Sophie, très rassurée, embrassa et remercia Mme de Fleurville, M. et Mme de Rosbourg, et s’en alla en sautant, accompagnée de Jean qui sautait plus haut qu’elle et qui partageait tout son bonheur. Une heure après, M. de Rosbourg était de retour et rentrait chez Mme de Fleurville.
« Eh bien ! mon ami, quelles nouvelles ?
– La pauvre femme est mourante ; elle n’a pas deux jours à vivre ; elle a une petite fille d’un an qui n’est guère en meilleur état de santé que la mère ; elle est ruinée par ce galérien qui l’a épousée pour son argent ; et enfin, elle veut voir Sophie pour lui recommander son enfant et lui demander pardon de tout ce qu’elle lui a fait souffrir. »
MADAME DE FLEURVILLE. – Croyez-vous que je doive y mener Sophie ?
M. DE ROSBOURG. – Il faut que Sophie la voie, mais je l’y mènerai moi-même ; j’imposerai plus à cette femme ; elle a déjà peur de moi et elle n’osera pas la maltraiter en ma présence.
M. de Rosbourg alla lui-même prévenir Sophie de la visite qu’elle aurait à faire ; il acheva de la rassurer sur les pouvoirs de son ex-belle-mère. Pendant que Sophie mettait son chapeau et prévenait ses amies Camille et Madeleine, M. de Rosbourg faisait atteler d’autres chevaux au phaéton, et ils se mirent en route.
Quand Sophie rentra dans ce château où elle avait tant souffert, elle eut un mouvement de terreur et se serra contre son excellent tuteur, qui, devinant ses impressions, lui prit la main et la garda dans la sienne, comme pour lui bien prouver qu’il était son protecteur et qu’avec lui elle n’avait rien à craindre. Ils avancèrent ; Sophie reconnaissait les salons, les meubles ; tout était resté dans le même état que le jour où elle en était partie pour aller demeurer chez Mme de Fleurville qui avait été pour elle une seconde mère.

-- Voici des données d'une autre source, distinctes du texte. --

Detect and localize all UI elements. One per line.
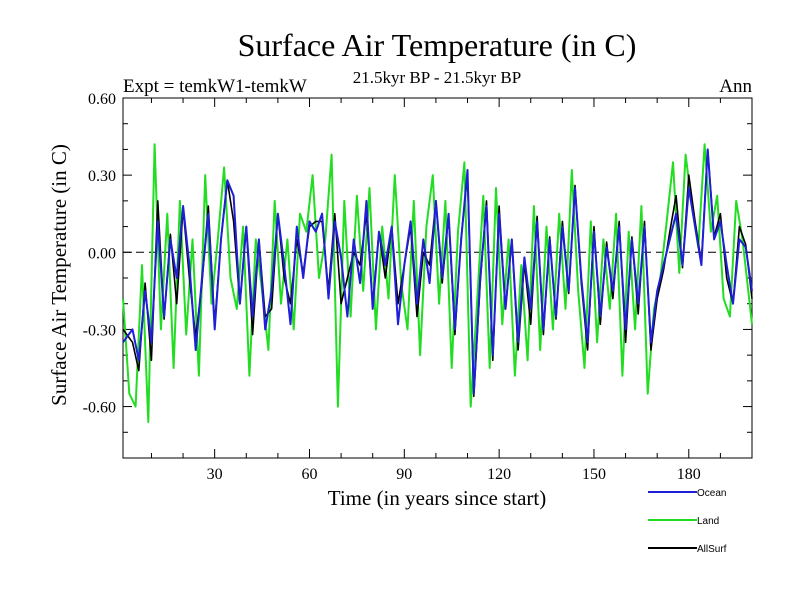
y-tick-label: 0.00 [88,245,116,262]
axis-ticks: 30 60 90 120 150 180 0.60 0.30 0.00 -0.30 -0.60 [83,91,753,483]
series-lines [122,143,753,423]
chart-title: Surface Air Temperature (in C) [238,27,637,63]
series-line-land [122,143,753,423]
series-line-ocean [122,148,753,395]
legend-label-ocean: Ocean [697,488,726,499]
y-tick-label: -0.60 [83,400,116,417]
legend-label-allsurf: AllSurf [697,544,727,555]
x-axis-label: Time (in years since start) [328,486,547,510]
legend-label-land: Land [697,516,719,527]
x-tick-label: 120 [487,466,511,483]
experiment-label: Expt = temkW1-temkW [123,76,307,97]
period-label: 21.5kyr BP - 21.5kyr BP [353,68,521,87]
x-tick-label: 30 [207,466,223,483]
y-tick-label: 0.60 [88,91,116,108]
y-tick-label: -0.30 [83,322,116,339]
x-tick-label: 180 [677,466,701,483]
y-axis-label: Surface Air Temperature (in C) [47,144,71,406]
y-tick-label: 0.30 [88,168,116,185]
season-label: Ann [719,76,752,97]
x-tick-label: 150 [582,466,606,483]
legend: Ocean Land AllSurf [648,488,727,555]
x-tick-label: 90 [396,466,412,483]
x-tick-label: 60 [301,466,317,483]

La porte de la chambre de Mme Fichini s’ouvrit. Sophie fit un effort sur elle-même pour entrer, et elle se trouva en face de Mme Fichini, non pas grasse, rouge, pimpante, comme elle l’avait quittée deux ans auparavant, mais pâle, maigre, abattue, humiliée. Elle voulut se lever quand Sophie entra, mais elle n’en eut pas la force ; elle retomba sur son fauteuil et se cacha le visage dans ses mains. Sophie vit des larmes couler entre ses doigts. Touchée de ce témoignage de repentir, elle approcha, prit une de ses mains et lui dit timidement :
« Ma… ma mère !
– Ta mère, pauvre Sophie ! dit Mme Fichini en sanglotant. Quelle mère ! grand Dieu ! Depuis que j’ai fait mon malheur par cet abominable mariage, depuis surtout que j’ai un enfant, j’ai compris toute l’horreur de ma conduite envers toi. Dieu m’a punie ! Il a bien fait ! Je suis bien, bien coupable… mais aussi bien repentante, ajouta-t-elle en redoublant de sanglots et en se jetant au cou de Sophie. Sophie, ma pauvre Sophie, que j’ai tant détestée, martyrisée, pardonne-moi. Oh ! dis que tu me pardonnes, pour que je meure tranquille.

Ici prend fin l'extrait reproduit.